Jane C. Garcia named Hispanic Heritage Month Game Changers honoree

Chairman of the Board for Latin Americans for Social and Economic Development celebrated for her long-standing advocacy for Hispanic and Latino communities in Detroit and Southeastern Michigan

October 11th, 2023

DETROIT -- Latin Americans for Social and Economic Development (LA SED), the oldest Hispanic advocacy agency in Southeastern Michigan, is led by its board. That board is led by Jane C. Garcia.

Garcia is a Detroit native and by her own label, "a social worker at heart." She has been an advocate, volunteer and community activist in Detroit and Southeastern Michigan for more than 45 years.

“I’ve always been honored to be a Detroiter,” Garcia said. “I’ve always admired the Hispanic community and migrant workers in Michigan, and it’s been an honor to work with our community and find out what their needs are.”

Garcia is being recognized by the Detroit Tigers, Detroit Red Wings and Comerica Bank as a Game Changers honoree during Hispanic Heritage Month.

“Our organization has been fortunate to work alongside Jane Garcia and LA SED for countless years, connecting the Detroit Red Wings and Detroit Tigers with thousands of residents living in Southwest Detroit,” said Kevin Brown, director of community impact for Ilitch Sports + Entertainment. “In recognition of her decades-long dedication to advocating for the Hispanic and Latino communities in Detroit, we are honored to name Jane Garcia as a 2024 Game Changers recipient.”

Garcia became a social worker after noticing how much of a difference a language barrier can make when it comes to comprehension.

“Sometimes, it’s just the language that confuses people,” Garcia said. “My mother was a great example; she spoke English well, but no matter how well she spoke, she was more comfortable with Spanish, and she didn’t always comprehend the English language. That’s why I became a social worker, so that I could interpret and make sure our community had the right access and understood what was happening to them.”

Working for the federal government for four censuses, Garcia recognized how important it was to get an accurate census count, not only for the country but for her community.

“You deal with the accessibility of what workers need to have and exactly what people’s needs were, whether it was houses, employment or education,” Garcia said.

Garcia said she is honored to be recognized as a Game Changers honoree and accepts the recognition on behalf of all those in her community.

“I’m just one person. I’m a volunteer and activist,” Garcia said. “I always accept any honors we get on behalf of my community, because there are a lot of people behind the scenes that you don’t know about, and they are not always recognized. Everybody comes with help from somebody. I am so honored because I accept it on behalf of the people who have come before me and the people who will come in the future.”

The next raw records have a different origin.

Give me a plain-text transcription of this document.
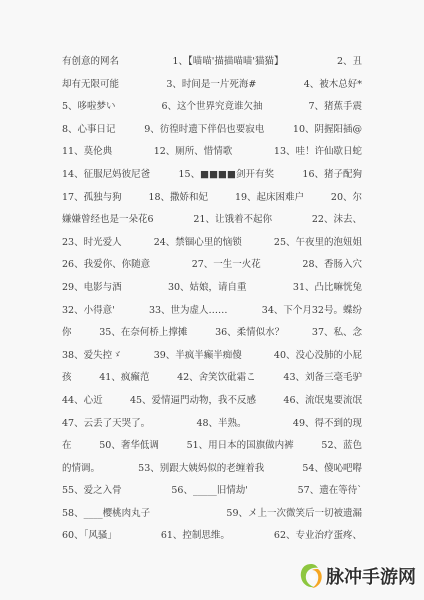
有创意的网名	1、【喵喵'描描喵喵'猫猫】	2、丑
却有无限可能	3、时间是一片死海#	4、被木总好*
5、哆啦梦い	6、这个世界究竟谁欠抽	7、猪蕉手震
8、心事日记	9、彷徨时遗下伴侣也要寂电	10、阴握阳插@
11、莫伦典	12、厕所、惜情歌	13、哇！许仙歇日蛇
14、征服尼妈彼尼爸	15、■■■■剑开有奖	16、猪子配狗
17、孤独与狗	18、撒娇和妃	19、起床困难户	20、尔
嫌嫌曾经也是一朵花6	21、让饿着不起你	22、沫去、
23、时光爱人	24、禁锢心里的恼锁	25、午夜里的泡妞姐
26、我爱你、你随意	27、一生一火花	28、香肠入穴
29、电影与酒	30、姑娘，请自重	31、凸比嘛恍兔
32、小得意'	33、世为虚人……	34、下个月32号。蝶纷
你	35、在奈何桥上撑摊	36、柔情似水？	37、私、念
38、爱失控ゞ	39、半疯半癫半痴傻	40、没心没肺的小屁
孩	41、疯癫范	42、舍笑饮砒霜こ	43、刘备三毫毛驴
44、心近	45、爱情逼門动物，我不反感	46、流氓鬼要流氓
47、云丢了天哭了。	48、半熟。	49、得不到的现
在	50、奢华低调	51、用日本的国旗做内裤	52、蓝色
的情调。	53、别跟大姨妈似的老缠着我	54、傻吣吧嘚
55、爱之入骨	56、_____旧情劫'	57、遗在等待`
58、____樱桃肉丸子	59、メ上一次微笑后一切被遗漏
60、「风骚」	61、控制思维。	62、专业治疗蛋疼、
脉冲手游网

Making sure younger generations recognize and continue the work LA SED and its current members are doing is at the forefront of Garcia’s work.

“We have been fighting the same battles since 1965. We are still dealing with the same problems as back then,” Garcia said. “So, it is important the young people understand that everything is passed on to them and they must continue to advocate for their future and their children. To do so, we must teach them historically how we got to where we are.”